As UK fund house Aviva Investors has said the judgment showed that “oil majors need to start making production cuts, and that will potentially influence their stranded asset risk”.
Indeed, Credit Suisse analysts said in a note on 27 May that the court order could force Shell to shrink its overall business. That’s because it will have to scale back certain activities quicker than planned (see chart below).
“European oil majors realise they have to change,” agrees James Jampel, founder and co-CIO of New York-based Hite Hedge Asset Management, which runs one relative-value strategy that is carbon-neutral and another that is short carbon in that it short-sells highly polluting companies.
“It might economically be the right thing to do, but they’re also conscious of their social licence to operate,” he adds. “And the court is almost trying to remove or diminish that social licence [from Shell].
“We often hear people say that oil and gas is going to be around a long time. I don’t necessarily disagree, but I’m still not sure anyone’s going to make any money out of it,” Jampel says. “Around the world, more and more people are viewing these products as poisonous. That’s just not an attractive investment.”
While the recent events have not had an immediate impact on the credit ratings of Shell, ExxonMobil or Chevron, they show capital market access could become more difficult and more expensive, says Thomas Watters, Standard & Poor’s oil and gas sector lead. Funding costs for carbon-intensive borrowers are already around 75 basis points higher than for lower emitters, based on recent spreads, according to the rating agency.
In January, Standard & Poor’s had already revised its risk assessment for the oil and gas exploration and production (E&P) industry, from intermediate to moderately high risk. That decision saw the three aforementioned oil majors’ long-term debt downgraded.
“We took the view that it’s not a credit event... but it underscores the decision we took in January – the risks for oil and gas are increasing,” says Watters.
Policy, please
Be that as it may, critics of the ruling argue that policy changes are needed, rather than a piecemeal approach. They say targeting individual companies could simply lead them to sell their more environmentally harmful assets, which would not reduce overall emissions.
That’s an argument Shell itself has put forward.

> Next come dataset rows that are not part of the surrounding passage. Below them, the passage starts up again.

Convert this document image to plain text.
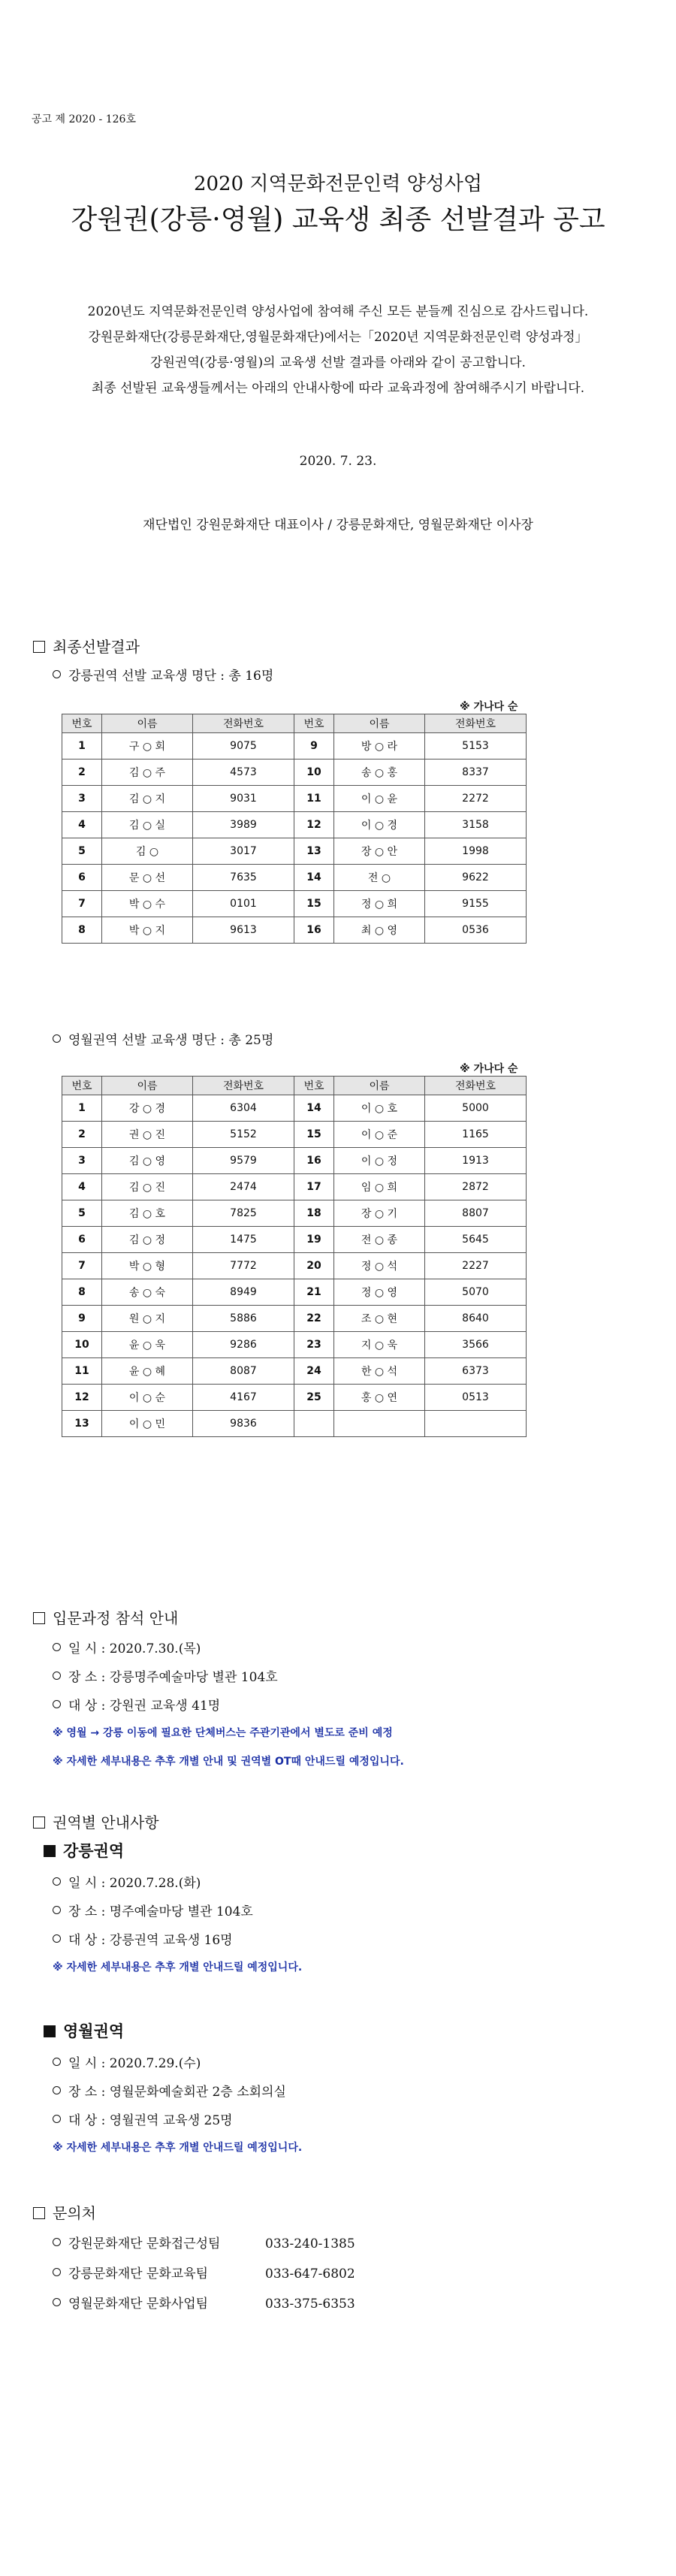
공고 제 2020 - 126호
2020 지역문화전문인력 양성사업
강원권(강릉·영월) 교육생 최종 선발결과 공고
2020년도 지역문화전문인력 양성사업에 참여해 주신 모든 분들께 진심으로 감사드립니다.
강원문화재단(강릉문화재단,영월문화재단)에서는「2020년 지역문화전문인력 양성과정」
강원권역(강릉·영월)의 교육생 선발 결과를 아래와 같이 공고합니다.
최종 선발된 교육생들께서는 아래의 안내사항에 따라 교육과정에 참여해주시기 바랍니다.
2020. 7. 23.
재단법인 강원문화재단 대표이사 / 강릉문화재단, 영월문화재단 이사장
최종선발결과
강릉권역 선발 교육생 명단 : 총 16명
※ 가나다 순
번호	이름	전화번호	번호	이름	전화번호
1	구 ○ 회	9075	9	방 ○ 라	5153
2	김 ○ 주	4573	10	송 ○ 홍	8337
3	김 ○ 지	9031	11	이 ○ 윤	2272
4	김 ○ 실	3989	12	이 ○ 경	3158
5	김 ○	3017	13	장 ○ 안	1998
6	문 ○ 선	7635	14	전 ○	9622
7	박 ○ 수	0101	15	정 ○ 희	9155
8	박 ○ 지	9613	16	최 ○ 영	0536
영월권역 선발 교육생 명단 : 총 25명
※ 가나다 순
번호	이름	전화번호	번호	이름	전화번호
1	강 ○ 경	6304	14	이 ○ 호	5000
2	권 ○ 진	5152	15	이 ○ 준	1165
3	김 ○ 영	9579	16	이 ○ 정	1913
4	김 ○ 진	2474	17	임 ○ 희	2872
5	김 ○ 호	7825	18	장 ○ 기	8807
6	김 ○ 정	1475	19	전 ○ 종	5645
7	박 ○ 형	7772	20	정 ○ 석	2227
8	송 ○ 숙	8949	21	정 ○ 영	5070
9	원 ○ 지	5886	22	조 ○ 현	8640
10	윤 ○ 욱	9286	23	지 ○ 욱	3566
11	윤 ○ 혜	8087	24	한 ○ 석	6373
12	이 ○ 순	4167	25	홍 ○ 연	0513
13	이 ○ 민	9836			
입문과정 참석 안내
일 시 : 2020.7.30.(목)
장 소 : 강릉명주예술마당 별관 104호
대 상 : 강원권 교육생 41명
※ 영월 → 강릉 이동에 필요한 단체버스는 주관기관에서 별도로 준비 예정
※ 자세한 세부내용은 추후 개별 안내 및 권역별 OT때 안내드릴 예정입니다.
권역별 안내사항
강릉권역
일 시 : 2020.7.28.(화)
장 소 : 명주예술마당 별관 104호
대 상 : 강릉권역 교육생 16명
※ 자세한 세부내용은 추후 개별 안내드릴 예정입니다.
영월권역
일 시 : 2020.7.29.(수)
장 소 : 영월문화예술회관 2층 소회의실
대 상 : 영월권역 교육생 25명
※ 자세한 세부내용은 추후 개별 안내드릴 예정입니다.
문의처
강원문화재단 문화접근성팀	033-240-1385
강릉문화재단 문화교육팀	033-647-6802
영월문화재단 문화사업팀	033-375-6353
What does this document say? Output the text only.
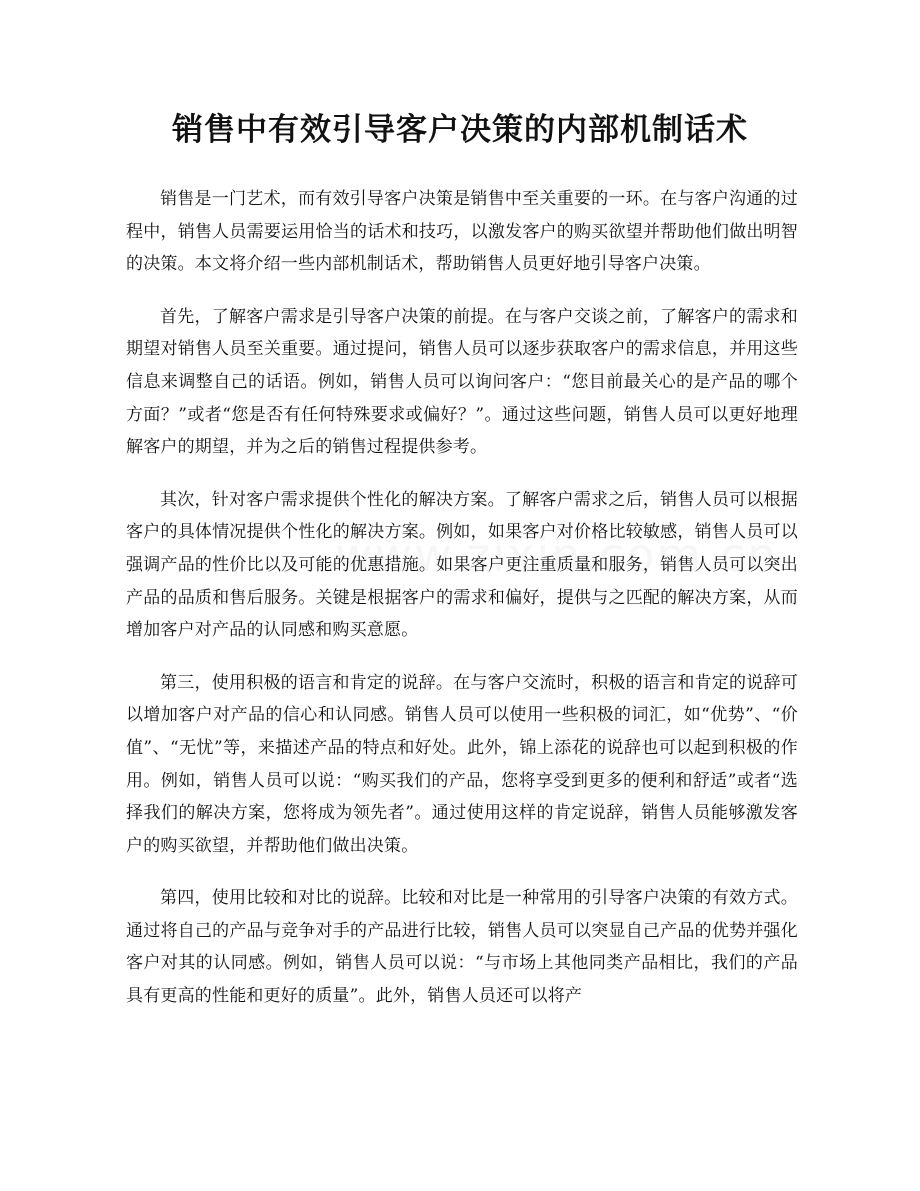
销售中有效引导客户决策的内部机制话术

销售是一门艺术，而有效引导客户决策是销售中至关重要的一环。在与客户沟通的过程中，销售人员需要运用恰当的话术和技巧，以激发客户的购买欲望并帮助他们做出明智的决策。本文将介绍一些内部机制话术，帮助销售人员更好地引导客户决策。

首先，了解客户需求是引导客户决策的前提。在与客户交谈之前，了解客户的需求和期望对销售人员至关重要。通过提问，销售人员可以逐步获取客户的需求信息，并用这些信息来调整自己的话语。例如，销售人员可以询问客户：“您目前最关心的是产品的哪个方面？”或者“您是否有任何特殊要求或偏好？”。通过这些问题，销售人员可以更好地理解客户的期望，并为之后的销售过程提供参考。

其次，针对客户需求提供个性化的解决方案。了解客户需求之后，销售人员可以根据客户的具体情况提供个性化的解决方案。例如，如果客户对价格比较敏感，销售人员可以强调产品的性价比以及可能的优惠措施。如果客户更注重质量和服务，销售人员可以突出产品的品质和售后服务。关键是根据客户的需求和偏好，提供与之匹配的解决方案，从而增加客户对产品的认同感和购买意愿。

第三，使用积极的语言和肯定的说辞。在与客户交流时，积极的语言和肯定的说辞可以增加客户对产品的信心和认同感。销售人员可以使用一些积极的词汇，如“优势”、“价值”、“无忧”等，来描述产品的特点和好处。此外，锦上添花的说辞也可以起到积极的作用。例如，销售人员可以说：“购买我们的产品，您将享受到更多的便利和舒适”或者“选择我们的解决方案，您将成为领先者”。通过使用这样的肯定说辞，销售人员能够激发客户的购买欲望，并帮助他们做出决策。

第四，使用比较和对比的说辞。比较和对比是一种常用的引导客户决策的有效方式。通过将自己的产品与竞争对手的产品进行比较，销售人员可以突显自己产品的优势并强化客户对其的认同感。例如，销售人员可以说：“与市场上其他同类产品相比，我们的产品具有更高的性能和更好的质量”。此外，销售人员还可以将产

In a LinkedIn post two weeks after the ruling, chief executive Ben van Beurden wrote that it merely represented an acceleration of Shell’s existing strategy. Arguing against the efficacy of such an approach, he said: “Imagine Shell decided to stop selling petrol and diesel today. This would certainly cut Shell’s carbon emissions. But it would not help the world one bit. Demand for fuel would not change.”
We often hear people say that oil and gas is going to be around a long time. But I’m still not sure anyone’s going to make any money out of it. James Jampel, Hite Hedge Asset Management
A policy shift may well be on the cards, regardless of the outcome of any appeal. There’s an argument to be made that the framework regulating emissions is not clear enough, given the discrepancies between Shell’s initial climate plan and what the plaintiffs were requesting.

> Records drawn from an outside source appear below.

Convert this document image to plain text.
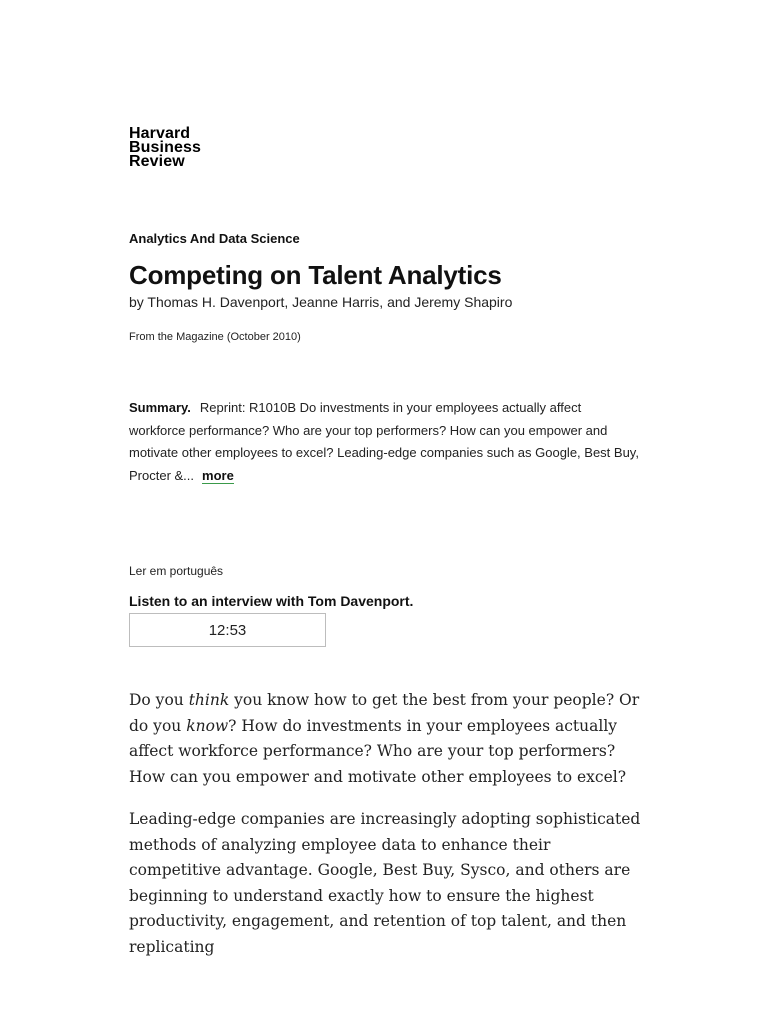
Harvard
Business
Review
Analytics And Data Science
Competing on Talent Analytics
by Thomas H. Davenport, Jeanne Harris, and Jeremy Shapiro
From the Magazine (October 2010)
Summary. Reprint: R1010B Do investments in your employees actually affect workforce performance? Who are your top performers? How can you empower and motivate other employees to excel? Leading-edge companies such as Google, Best Buy, Procter &... more
Ler em português
Listen to an interview with Tom Davenport.
12:53

Do you think you know how to get the best from your people? Or do you know? How do investments in your employees actually affect workforce performance? Who are your top performers? How can you empower and motivate other employees to excel?

Leading-edge companies are increasingly adopting sophisticated methods of analyzing employee data to enhance their competitive advantage. Google, Best Buy, Sysco, and others are beginning to understand exactly how to ensure the highest productivity, engagement, and retention of top talent, and then replicating
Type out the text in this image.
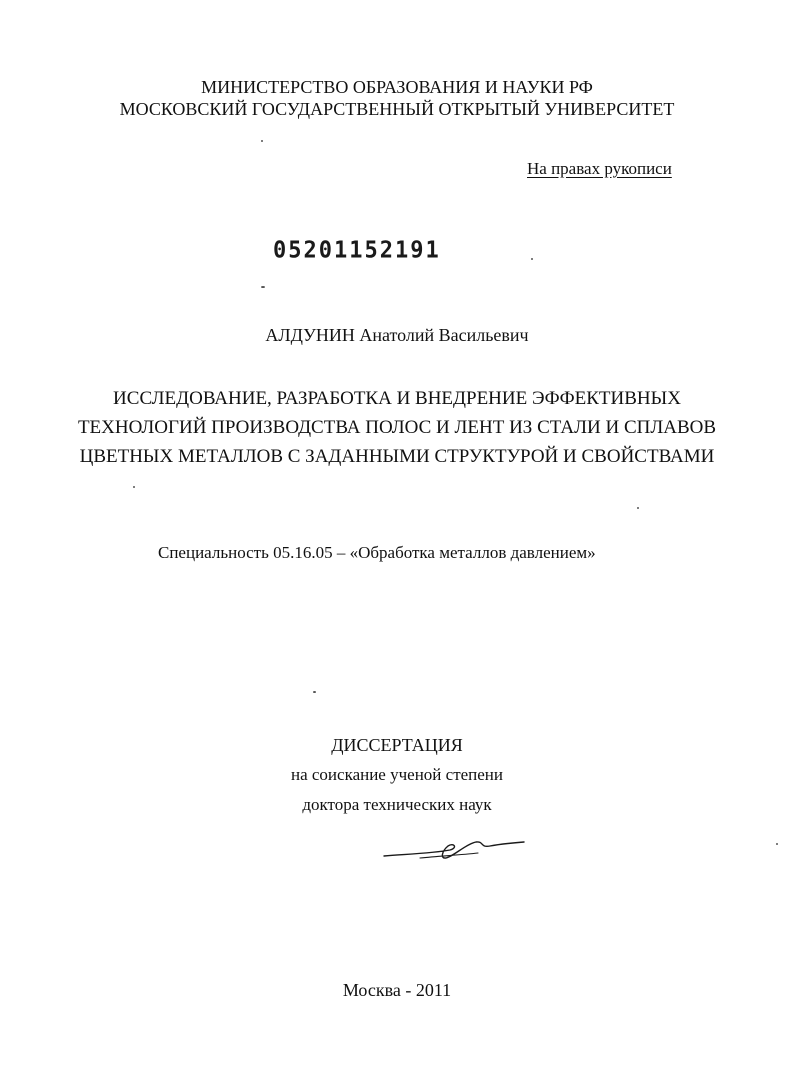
МИНИСТЕРСТВО ОБРАЗОВАНИЯ И НАУКИ РФ
МОСКОВСКИЙ ГОСУДАРСТВЕННЫЙ ОТКРЫТЫЙ УНИВЕРСИТЕТ
На правах рукописи
05201152191
АЛДУНИН Анатолий Васильевич
ИССЛЕДОВАНИЕ, РАЗРАБОТКА И ВНЕДРЕНИЕ ЭФФЕКТИВНЫХ
ТЕХНОЛОГИЙ ПРОИЗВОДСТВА ПОЛОС И ЛЕНТ ИЗ СТАЛИ И СПЛАВОВ
ЦВЕТНЫХ МЕТАЛЛОВ С ЗАДАННЫМИ СТРУКТУРОЙ И СВОЙСТВАМИ
Специальность 05.16.05 – «Обработка металлов давлением»
ДИССЕРТАЦИЯ
на соискание ученой степени
доктора технических наук
Москва - 2011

“Now that we’ve seen these first-instance cases, where the outcome is that the existing standards aren’t clear enough, it’s possible that legislation will follow,” says Seibt.
And the duty of care issue could be at the heart of it. “The judgment only tackled human rights violations on the sidelines,” he says, “but that same principle could be easily transferred to other types of cases.”
Seibt points to the EU’s incoming supply chain due diligence legislation that followed a string of cases in which European companies were criticised for human rights violations in their supply chains: “Maybe the next [issue to face such treatment] will be CO2 reduction – why not?”